Одновременно с разрушением «нормальной», эмпирической коммуникативной сферы возникает «вторичная коммуникация», интуиция, внутренний голос: «.. что-то ему говорило, что он с первого взгляда узнает дом, хотя никогда его не видал» (VI, 357). Эта вторичная коммуникация великолепно материализуется доской без надписи на искомом доме.
Отсутствие надписи есть маркирующий признак, и в нем снова сталкиваются две сферы — реальная и ирреальная. Сама по себе доска без надписи не есть что-либо необычайное, в особенности для дома, только что проданного новому хозяину. Но читатель (и слушатели) повести уже привыкли «остранять» предметы: суггестивность определилась как основной прием повествования.

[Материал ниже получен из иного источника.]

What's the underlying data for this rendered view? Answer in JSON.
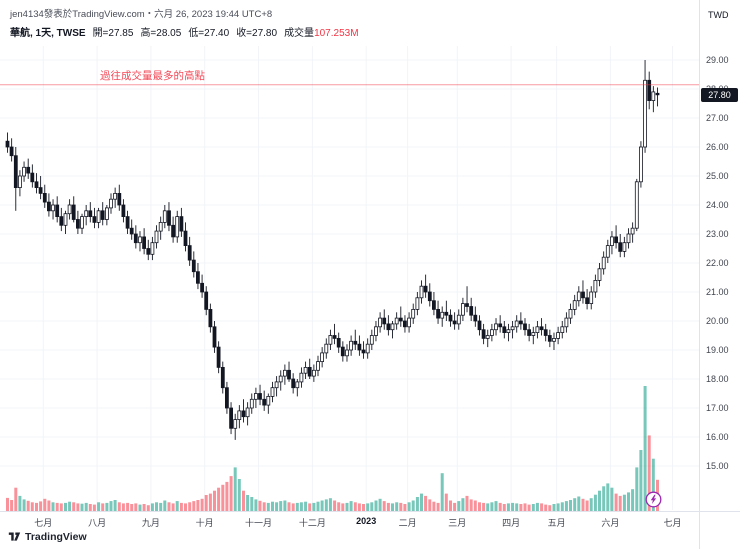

Дом таинственного Штосса, внешне не отличающийся от остальных, — особый дом. Он не имеет номера, т. е. не занимает места в ряду прочих домов. Он наделен «атрибутом отсутствия», отрицательным признаком, как Петер Шлемиль, не имеющий тени, или герой повести
Гофмана, потерявший свое отражение. Тем самым он становится таинственным и жутким, — варьируется прием Verfremdung. Он принадлежит хозяину, не имеющему имени, т. е. реального существования, — как мы увидим далее, «Штосс» — имя иллюзорное, не настоящее, каламбурное.
Таким образом, место действия определяется как «таинственный дом». Лермонтов вводит своего читателя в русло определенной традиции, а именно традиции литературы тайн. Совершенно безразлично, сделано это сознательно или нет. Функционально «замок» классического романа ужасов равноценен уединенному «дому с привидениями». Гофмановский «Пустой дом» («Das ode Haus», 1817), например, построен в значительной мере на этом мотиве. Ближайший источник мотива здесь, по-видимому, неуловим, да он и несуществен. Важно установить его наличие.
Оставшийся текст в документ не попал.